Published: October 5, 1989

LEAD: Couples who circumvent public and private agencies to adopt a baby independently have become part of an increasingly self-protective institution with its own advocacy groups, its own protocol and its own lawyers.

Couples who circumvent public and private agencies to adopt a baby independently have become part of an increasingly self-protective institution with its own advocacy groups, its own protocol and its own lawyers.

About half of the healthy infants adopted in the United States are now placed independently, according to the National Committee for Adoption, a Washington umbrella group for 141 agencies that this week issued the first survey on adoption published in four years. Although the number of private adoptions has remained about the same since 1982, the techniques used have changed.

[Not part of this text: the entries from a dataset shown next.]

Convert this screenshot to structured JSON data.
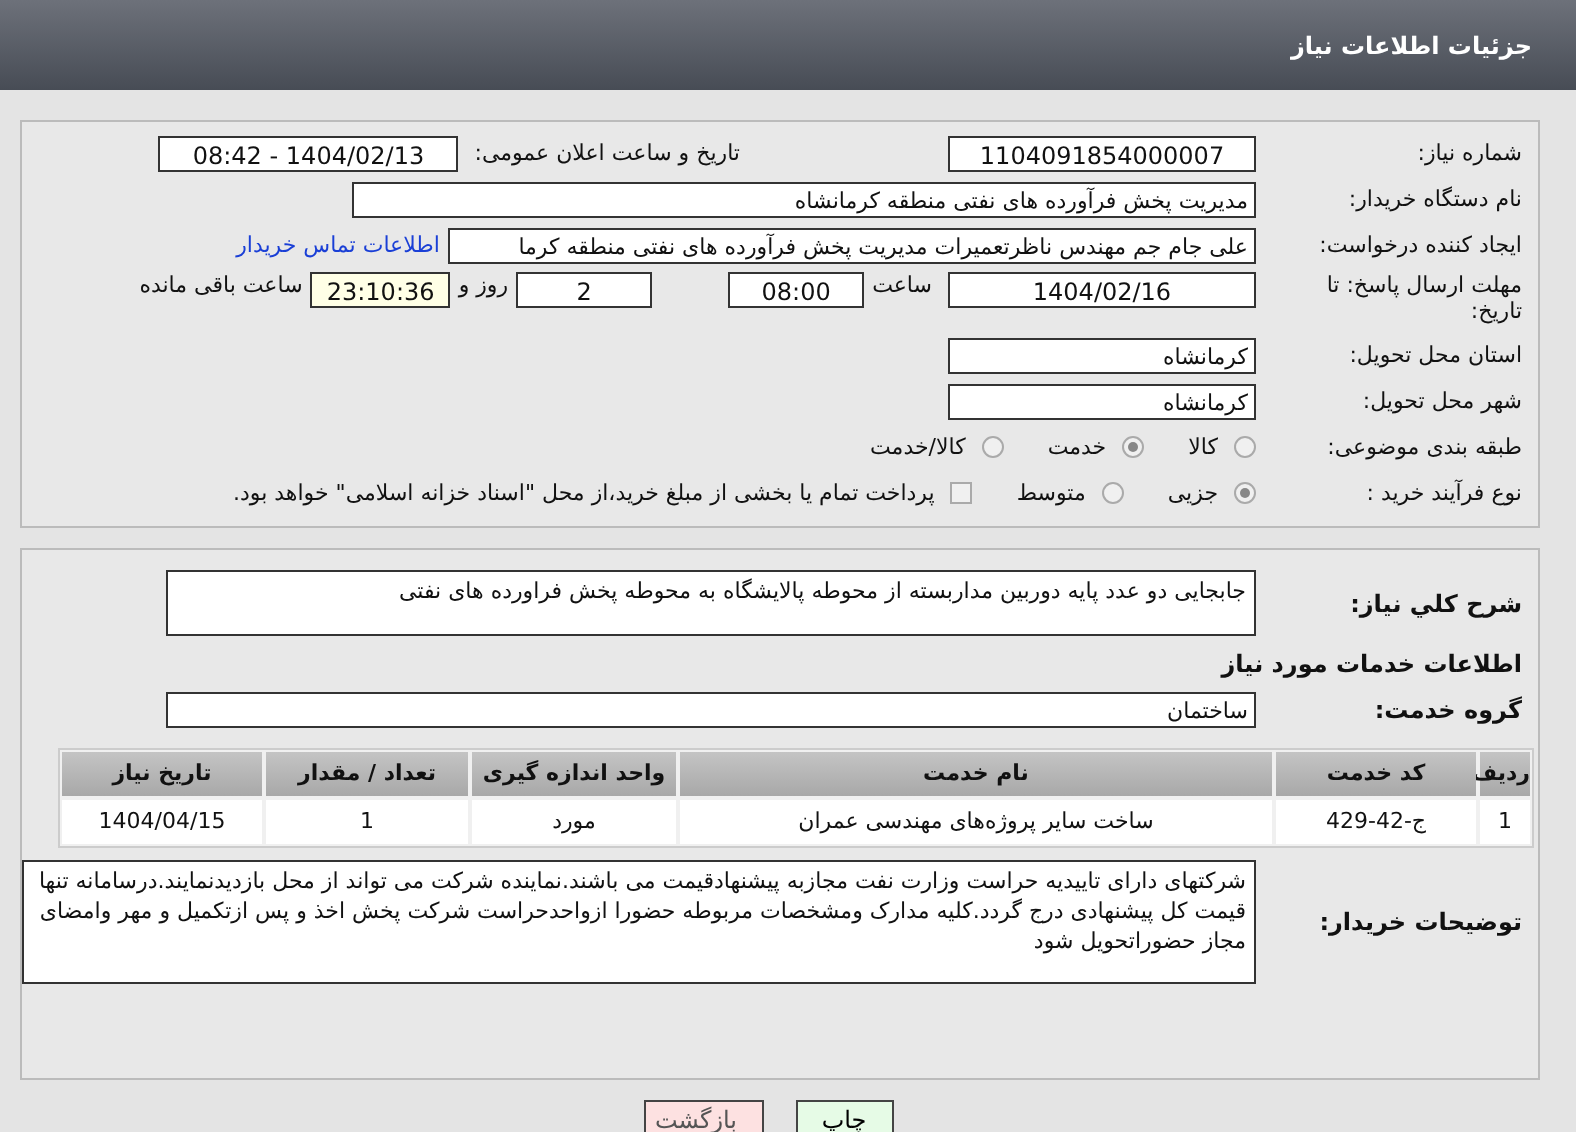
{
  "header": {
    "title": "جزئیات اطلاعات نیاز"
  },
  "need_number": {
    "label": "شماره نیاز:",
    "value": "1104091854000007"
  },
  "announce": {
    "label": "تاریخ و ساعت اعلان عمومی:",
    "value": "1404/02/13 - 08:42"
  },
  "buyer_org": {
    "label": "نام دستگاه خریدار:",
    "value": "مدیریت پخش فرآورده های نفتی منطقه کرمانشاه"
  },
  "requester": {
    "label": "ایجاد کننده درخواست:",
    "value": "علی جام جم مهندس ناظرتعمیرات  مدیریت پخش فرآورده های نفتی منطقه کرما",
    "link": "اطلاعات تماس خریدار"
  },
  "deadline": {
    "label": "مهلت ارسال پاسخ: تا تاریخ:",
    "date": "1404/02/16",
    "time_label": "ساعت",
    "time": "08:00",
    "days": "2",
    "days_label": "روز و",
    "remaining": "23:10:36",
    "remaining_label": "ساعت باقی مانده"
  },
  "province": {
    "label": "استان محل تحویل:",
    "value": "کرمانشاه"
  },
  "city": {
    "label": "شهر محل تحویل:",
    "value": "کرمانشاه"
  },
  "category": {
    "label": "طبقه بندی موضوعی:",
    "options": [
      {
        "label": "کالا",
        "selected": false
      },
      {
        "label": "خدمت",
        "selected": true
      },
      {
        "label": "کالا/خدمت",
        "selected": false
      }
    ]
  },
  "process": {
    "label": "نوع فرآیند خرید :",
    "options": [
      {
        "label": "جزیی",
        "selected": true
      },
      {
        "label": "متوسط",
        "selected": false
      }
    ],
    "payment": {
      "label": "پرداخت تمام یا بخشی از مبلغ خرید،از محل \"اسناد خزانه اسلامی\" خواهد بود.",
      "checked": false
    }
  },
  "description": {
    "label": "شرح کلي نياز:",
    "value": "جابجایی دو عدد پایه دوربین مداربسته از محوطه پالایشگاه به محوطه پخش فراورده های نفتی"
  },
  "services_heading": "اطلاعات خدمات مورد نیاز",
  "service_group": {
    "label": "گروه خدمت:",
    "value": "ساختمان"
  },
  "table": {
    "columns": [
      "ردیف",
      "کد خدمت",
      "نام خدمت",
      "واحد اندازه گیری",
      "تعداد / مقدار",
      "تاریخ نیاز"
    ],
    "rows": [
      [
        "1",
        "ج-42-429",
        "ساخت سایر پروژه‌های مهندسی عمران",
        "مورد",
        "1",
        "1404/04/15"
      ]
    ]
  },
  "buyer_notes": {
    "label": "توضیحات خریدار:",
    "value": "شرکتهای دارای تاییدیه حراست وزارت نفت مجازبه پیشنهادقیمت می باشند.نماینده شرکت می تواند از محل بازدیدنمایند.درسامانه تنها قیمت کل پیشنهادی درج گردد.کلیه مدارک ومشخصات مربوطه حضورا ازواحدحراست شرکت پخش اخذ و پس ازتکمیل و مهر وامضای مجاز حضوراتحویل شود"
  },
  "buttons": [
    {
      "label": "چاپ",
      "kind": "print"
    },
    {
      "label": "بازگشت",
      "kind": "back"
    }
  ]
}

Elaborate Instructions

These babies are adopted by all kinds of people - something that adoption lawyers hasten to point out - but more often than not the new parents are college-educated, urban residents in their 30's, securely married, well organized and accustomed to directing their own lives.

And that is what they do in bypassing adoption agencies, thus avoiding rejection or being placed on long waiting lists. In consulting the lawyers who have made a business of helping prospective parents, they find a better reception and, if they need them, elaborate instructions on how to advertise, distribute resumes and do whatever else is necessary to find a healthy baby.

The trend toward salesmanship - enticing advertisements and photos of the couples' houses and pets - worries the national adoption committee and other social-service professionals.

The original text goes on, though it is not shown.